We believe Bernanke’s Jackson Hole speech will include a detailed discussion of the potential for more easing through large-scale asset purchases. A variety of indicators suggest many investors already expect more QE. For instance, a recent CNBC survey shows that more than $300bn of purchases may already be priced in. The sharp decline in forward real rates is also partly related to QE expectations, in our view (Exhibit 2).5 Based on our conversations with clients, we believe investors would be very surprised if the speech did not include a discussion of asset purchases.
We see two main reasons why Fed officials may prefer to change the composition of the balance sheet as a first step. First, as we showed in Monday’s US Daily, if used aggressively this could have a sizable impact. For example, if the Fed were to sell its Treasury securities that mature over the next two years and buy securities in the 10- to 30-year part of the curve—apportioning them based on amounts available in the market—it could take a similar amount of duration risk onto its balance sheet as in QE2 (around $350bn in 10-year equivalent terms, or 80-90% of QE2). The policy could be scaled up further by weighting purchases toward even longer maturities, or by changing the mix of the mortgage portfolio.
Second, policies that keep the size of the balance sheet (and excess reserves) unchanged may be less controversial among politicians and the broader public. A detailed discussion of possible changes in balance sheet composition seems a likely component of the Jackson Hole speech.
Bernanke may of course also discuss conventional QE. Arguments in favor of this approach include a less complicated exit strategy—if securities mature faster, the Fed may not need to sell actively—and potentially a larger impact on confidence and expectations.

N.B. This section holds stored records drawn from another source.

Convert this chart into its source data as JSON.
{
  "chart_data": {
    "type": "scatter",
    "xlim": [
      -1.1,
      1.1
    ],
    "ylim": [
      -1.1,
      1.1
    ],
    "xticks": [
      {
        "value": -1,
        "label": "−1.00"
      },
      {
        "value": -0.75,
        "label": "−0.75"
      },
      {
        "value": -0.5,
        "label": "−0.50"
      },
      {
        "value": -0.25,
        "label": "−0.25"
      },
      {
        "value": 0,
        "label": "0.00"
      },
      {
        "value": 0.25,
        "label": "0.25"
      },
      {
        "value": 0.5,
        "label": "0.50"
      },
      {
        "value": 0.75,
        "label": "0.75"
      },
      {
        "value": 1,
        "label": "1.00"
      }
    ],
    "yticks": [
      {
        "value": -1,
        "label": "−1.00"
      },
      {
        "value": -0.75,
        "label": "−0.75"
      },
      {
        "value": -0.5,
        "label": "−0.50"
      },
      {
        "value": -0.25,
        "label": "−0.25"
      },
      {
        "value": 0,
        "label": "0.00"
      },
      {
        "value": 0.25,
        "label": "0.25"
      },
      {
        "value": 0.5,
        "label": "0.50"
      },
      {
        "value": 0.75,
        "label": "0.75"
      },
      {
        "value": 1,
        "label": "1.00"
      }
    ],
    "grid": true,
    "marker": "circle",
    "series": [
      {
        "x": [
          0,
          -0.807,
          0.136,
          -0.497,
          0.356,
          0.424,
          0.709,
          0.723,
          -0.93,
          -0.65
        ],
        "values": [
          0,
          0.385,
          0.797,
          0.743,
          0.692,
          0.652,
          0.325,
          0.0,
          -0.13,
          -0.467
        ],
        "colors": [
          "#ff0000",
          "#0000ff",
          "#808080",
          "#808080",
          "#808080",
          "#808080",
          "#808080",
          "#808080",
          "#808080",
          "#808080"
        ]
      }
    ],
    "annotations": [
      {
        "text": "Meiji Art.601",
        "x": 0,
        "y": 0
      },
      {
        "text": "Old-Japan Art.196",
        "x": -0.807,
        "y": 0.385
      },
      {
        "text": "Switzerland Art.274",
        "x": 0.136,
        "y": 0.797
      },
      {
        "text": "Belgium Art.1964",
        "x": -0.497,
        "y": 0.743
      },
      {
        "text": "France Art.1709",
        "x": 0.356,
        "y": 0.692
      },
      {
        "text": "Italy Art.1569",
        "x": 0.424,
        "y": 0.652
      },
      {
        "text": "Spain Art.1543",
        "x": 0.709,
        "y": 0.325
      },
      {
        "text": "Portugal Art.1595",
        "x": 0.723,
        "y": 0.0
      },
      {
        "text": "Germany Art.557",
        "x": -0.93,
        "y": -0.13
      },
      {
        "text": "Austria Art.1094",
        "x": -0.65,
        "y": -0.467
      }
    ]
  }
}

We do not think Bernanke will signal anything more unconventional, such as a higher inflation target, price level targeting, or a long-term interest rate target.6 However, these ideas may turn up in the FOMC minutes published on August 30.
While listing the easing options looks probable, Bernanke is very unlikely to pre-commit to taking action next week. This is a monetary policy decision, and any announcement would come at an FOMC meeting. In addition, core inflation continues to accelerate, and Fed officials seem to have a rosier outlook than our forecast or the consensus. While we expect additional QE and the odds are rising at the margin, it is not yet a done deal.
Remember: central bank policy only works when it is a surprise.